APARECIDA, BRAZIL — Pope Benedict XVI ended his first pilgrimage to the Americas much as he began it: with a searing attack on diverse forces, from Marxism and capitalism to birth control, that he believes threaten society and the Roman Catholic faith.
And in comment likely to generate controversy in Latin America, the pope said the New World's indigenous population, "silently longing" for Christianity, had welcomed the teachings that "came to make their cultures fruitful, purifying them." Many indigenous rights groups say the conquest ushered in a period of disease, mass murder, enslavement and the shattering of native cultures.
Turnout at his final Mass, held at Brazil's most popular religious shrine, was notably low, underscoring the very problem the pope came here to address: a Catholic Church in decline.
Wrapping up five days in the world's most populous Catholic country, the pope inaugurated a major conference of bishops from Latin America and the Caribbean, telling them they had to do a better job of grooming Catholics and building up the church.
"One can detect a certain weakening of Christian life in society overall and of participation in the life of the Catholic Church," he said.

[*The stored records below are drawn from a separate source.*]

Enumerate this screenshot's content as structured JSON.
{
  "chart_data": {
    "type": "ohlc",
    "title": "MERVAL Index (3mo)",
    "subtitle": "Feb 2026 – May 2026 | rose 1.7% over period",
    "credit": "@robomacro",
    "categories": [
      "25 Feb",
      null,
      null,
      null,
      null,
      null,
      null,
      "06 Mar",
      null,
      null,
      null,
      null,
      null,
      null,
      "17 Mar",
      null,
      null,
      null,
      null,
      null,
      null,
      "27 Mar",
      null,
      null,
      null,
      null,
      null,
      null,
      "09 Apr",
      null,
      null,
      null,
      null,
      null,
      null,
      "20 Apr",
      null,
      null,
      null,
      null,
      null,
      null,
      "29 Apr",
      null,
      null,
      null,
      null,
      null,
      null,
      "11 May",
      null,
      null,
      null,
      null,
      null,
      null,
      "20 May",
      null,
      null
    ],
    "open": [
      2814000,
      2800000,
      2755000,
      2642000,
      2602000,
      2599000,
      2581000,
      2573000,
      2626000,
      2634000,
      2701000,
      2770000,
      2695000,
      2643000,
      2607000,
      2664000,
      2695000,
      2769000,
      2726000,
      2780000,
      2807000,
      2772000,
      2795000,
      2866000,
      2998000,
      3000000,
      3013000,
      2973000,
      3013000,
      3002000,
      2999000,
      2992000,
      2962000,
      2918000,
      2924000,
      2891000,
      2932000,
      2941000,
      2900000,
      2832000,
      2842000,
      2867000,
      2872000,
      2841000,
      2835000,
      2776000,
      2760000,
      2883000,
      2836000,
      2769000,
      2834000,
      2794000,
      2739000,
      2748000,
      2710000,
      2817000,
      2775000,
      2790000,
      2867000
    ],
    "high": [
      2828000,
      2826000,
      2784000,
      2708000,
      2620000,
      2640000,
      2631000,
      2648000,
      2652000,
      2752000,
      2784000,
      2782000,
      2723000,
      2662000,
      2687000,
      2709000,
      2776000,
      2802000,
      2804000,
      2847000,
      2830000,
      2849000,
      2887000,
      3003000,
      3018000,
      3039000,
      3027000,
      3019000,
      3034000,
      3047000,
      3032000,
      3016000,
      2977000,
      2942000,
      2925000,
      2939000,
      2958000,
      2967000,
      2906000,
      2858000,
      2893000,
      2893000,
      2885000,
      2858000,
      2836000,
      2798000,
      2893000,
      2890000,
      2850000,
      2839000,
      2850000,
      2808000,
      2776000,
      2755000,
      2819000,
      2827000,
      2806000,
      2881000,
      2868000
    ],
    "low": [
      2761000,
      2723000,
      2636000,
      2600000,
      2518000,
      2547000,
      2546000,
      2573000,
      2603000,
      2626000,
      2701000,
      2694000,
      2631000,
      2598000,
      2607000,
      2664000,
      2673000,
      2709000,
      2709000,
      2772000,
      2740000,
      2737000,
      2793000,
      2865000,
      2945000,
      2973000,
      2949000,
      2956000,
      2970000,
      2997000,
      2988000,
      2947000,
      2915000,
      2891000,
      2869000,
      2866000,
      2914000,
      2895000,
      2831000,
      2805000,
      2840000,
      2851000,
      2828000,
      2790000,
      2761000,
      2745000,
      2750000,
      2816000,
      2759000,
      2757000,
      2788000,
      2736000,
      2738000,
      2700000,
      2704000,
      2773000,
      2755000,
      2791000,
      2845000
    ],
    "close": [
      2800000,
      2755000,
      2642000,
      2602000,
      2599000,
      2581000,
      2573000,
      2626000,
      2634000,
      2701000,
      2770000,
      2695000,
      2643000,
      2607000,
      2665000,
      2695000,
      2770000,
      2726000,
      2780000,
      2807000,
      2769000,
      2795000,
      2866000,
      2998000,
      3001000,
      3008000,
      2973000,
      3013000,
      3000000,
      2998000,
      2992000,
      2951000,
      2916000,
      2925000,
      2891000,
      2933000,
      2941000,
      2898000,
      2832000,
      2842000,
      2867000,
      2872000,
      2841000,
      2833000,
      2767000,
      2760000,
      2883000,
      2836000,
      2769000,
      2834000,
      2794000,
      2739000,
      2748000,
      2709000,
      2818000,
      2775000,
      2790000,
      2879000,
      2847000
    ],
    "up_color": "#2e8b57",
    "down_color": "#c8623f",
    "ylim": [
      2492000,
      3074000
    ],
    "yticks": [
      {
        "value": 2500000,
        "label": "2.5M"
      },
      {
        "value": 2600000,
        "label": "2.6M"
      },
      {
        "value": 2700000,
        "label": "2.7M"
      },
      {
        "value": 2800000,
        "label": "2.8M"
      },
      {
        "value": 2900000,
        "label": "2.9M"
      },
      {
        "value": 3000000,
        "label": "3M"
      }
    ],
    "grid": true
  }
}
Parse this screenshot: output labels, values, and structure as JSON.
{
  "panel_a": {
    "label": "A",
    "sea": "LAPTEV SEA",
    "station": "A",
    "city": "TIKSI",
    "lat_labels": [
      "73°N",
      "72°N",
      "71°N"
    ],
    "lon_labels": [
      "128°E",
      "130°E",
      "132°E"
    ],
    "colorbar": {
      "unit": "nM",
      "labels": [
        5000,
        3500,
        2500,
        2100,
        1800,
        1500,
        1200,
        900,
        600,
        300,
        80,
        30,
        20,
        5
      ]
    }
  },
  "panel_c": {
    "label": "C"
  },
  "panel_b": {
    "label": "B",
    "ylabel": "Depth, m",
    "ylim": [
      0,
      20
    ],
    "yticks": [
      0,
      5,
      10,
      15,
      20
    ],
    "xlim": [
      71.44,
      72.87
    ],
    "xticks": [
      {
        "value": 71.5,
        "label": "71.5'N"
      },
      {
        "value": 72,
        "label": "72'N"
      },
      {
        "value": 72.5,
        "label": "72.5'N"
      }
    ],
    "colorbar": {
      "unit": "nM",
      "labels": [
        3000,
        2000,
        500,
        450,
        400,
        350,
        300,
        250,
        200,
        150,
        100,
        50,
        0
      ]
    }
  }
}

The pope lauded "progress toward democracy" in the region but expressed concern about "authoritarian forms of government and regimes wedded to certain ideologies that we thought had been superseded."
The Latin American media widely saw the remark as a jab at leftist Venezuelan President Hugo Chavez, who has frequently clashed with the church hierarchy and called Christ "the greatest socialist in history."
The pope came to this region to shore up a deeply divided church that is losing multitudes of followers to Protestant denominations, secularism and apathy. The trip also was seen as a test for a pope often considered Eurocentric and aloof to the more populous bases of his far-flung church.
On that score, he did not appear to have made much headway. Only about 150,000 people came to this rural town between Sao Paulo and Rio de Janeiro for Benedict's final Mass. The open-air celebration took place at the sanctuary of Our Lady of Aparecida, a shrine to a black Virgin Mary who is Brazil's patron saint.
The pope told the crowd that only faith in God and the church could give them hope: "Not a political ideology, not a social movement, not an economic system."